Arithmetic expressions ($add, $multiply, $divide) in MongoDB - Time & Space Complexity
When using arithmetic expressions like $add, $multiply, and $divide in MongoDB, it's important to know how the time to compute results grows as the data size grows.
We want to understand how the number of calculations changes when we process more documents.
Analyze the time complexity of the following MongoDB aggregation snippet.
db.sales.aggregate([
{
$set: {
totalPrice: { $multiply: ["$price", "$quantity"] }
}
},
{
$set: {
discountPrice: { $divide: ["$totalPrice", 2] }
}
},
{
$set: {
finalPrice: { $add: ["$discountPrice", 10] }
}
}
])
This code calculates total, discounted, and final prices for each sale document.
Look for repeated calculations or loops.
- Primary operation: Arithmetic calculations ($multiply, $divide, $add) done once per document.
- How many times: Once for each document in the collection.
Each document requires a fixed number of arithmetic steps.
| Input Size (n) | Approx. Operations |
|---|---|
| 10 | 30 (3 operations x 10 documents) |
| 100 | 300 (3 operations x 100 documents) |
| 1000 | 3000 (3 operations x 1000 documents) |
Pattern observation: The total calculations grow directly with the number of documents.
Time Complexity: O(n)
This means the time to compute grows in a straight line as you add more documents.

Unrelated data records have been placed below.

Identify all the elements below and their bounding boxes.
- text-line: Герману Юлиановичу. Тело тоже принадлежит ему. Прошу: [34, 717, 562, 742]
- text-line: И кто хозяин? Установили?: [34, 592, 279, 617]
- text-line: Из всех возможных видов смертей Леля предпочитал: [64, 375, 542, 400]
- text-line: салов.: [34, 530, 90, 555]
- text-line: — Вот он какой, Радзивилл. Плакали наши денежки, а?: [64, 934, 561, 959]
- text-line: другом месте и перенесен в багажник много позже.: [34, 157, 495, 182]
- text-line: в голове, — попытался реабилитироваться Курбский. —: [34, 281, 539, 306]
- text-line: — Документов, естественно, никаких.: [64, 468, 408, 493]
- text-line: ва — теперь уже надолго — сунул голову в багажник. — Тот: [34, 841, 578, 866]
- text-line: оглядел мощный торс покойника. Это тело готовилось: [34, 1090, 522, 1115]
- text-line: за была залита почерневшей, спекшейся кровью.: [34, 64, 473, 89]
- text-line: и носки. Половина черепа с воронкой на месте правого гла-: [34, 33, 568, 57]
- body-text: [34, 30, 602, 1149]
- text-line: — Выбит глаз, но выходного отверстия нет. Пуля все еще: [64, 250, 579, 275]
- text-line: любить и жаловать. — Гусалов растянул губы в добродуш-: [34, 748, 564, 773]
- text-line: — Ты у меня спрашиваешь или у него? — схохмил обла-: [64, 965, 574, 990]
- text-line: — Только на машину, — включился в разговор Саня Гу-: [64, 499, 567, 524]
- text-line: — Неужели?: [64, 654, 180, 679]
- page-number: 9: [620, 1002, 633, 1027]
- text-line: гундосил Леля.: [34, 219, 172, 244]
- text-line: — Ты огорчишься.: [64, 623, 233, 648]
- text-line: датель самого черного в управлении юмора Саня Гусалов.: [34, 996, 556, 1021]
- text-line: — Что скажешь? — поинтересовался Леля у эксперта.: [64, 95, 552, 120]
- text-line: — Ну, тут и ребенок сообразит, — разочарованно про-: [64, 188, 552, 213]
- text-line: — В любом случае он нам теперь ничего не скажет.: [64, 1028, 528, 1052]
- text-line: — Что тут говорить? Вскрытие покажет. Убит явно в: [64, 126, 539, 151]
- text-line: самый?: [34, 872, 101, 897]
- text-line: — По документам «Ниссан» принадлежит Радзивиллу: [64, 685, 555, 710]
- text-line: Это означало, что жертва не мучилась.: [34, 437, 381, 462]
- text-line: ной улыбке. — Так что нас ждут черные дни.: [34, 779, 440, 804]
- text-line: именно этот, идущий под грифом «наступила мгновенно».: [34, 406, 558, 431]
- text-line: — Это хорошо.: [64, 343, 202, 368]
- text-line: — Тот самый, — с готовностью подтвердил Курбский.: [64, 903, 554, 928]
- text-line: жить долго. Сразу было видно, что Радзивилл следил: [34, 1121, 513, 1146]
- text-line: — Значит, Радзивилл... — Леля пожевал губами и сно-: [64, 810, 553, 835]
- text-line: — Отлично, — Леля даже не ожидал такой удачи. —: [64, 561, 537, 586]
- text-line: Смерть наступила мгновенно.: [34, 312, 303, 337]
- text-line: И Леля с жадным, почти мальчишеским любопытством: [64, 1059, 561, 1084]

[X] Wrong: "Arithmetic expressions run instantly no matter how many documents there are."
[OK] Correct: Each document needs its own calculations, so more documents mean more work.
Understanding how simple arithmetic operations scale helps you explain performance in real database queries clearly and confidently.
"What if we added a nested $map to perform arithmetic on an array inside each document? How would the time complexity change?"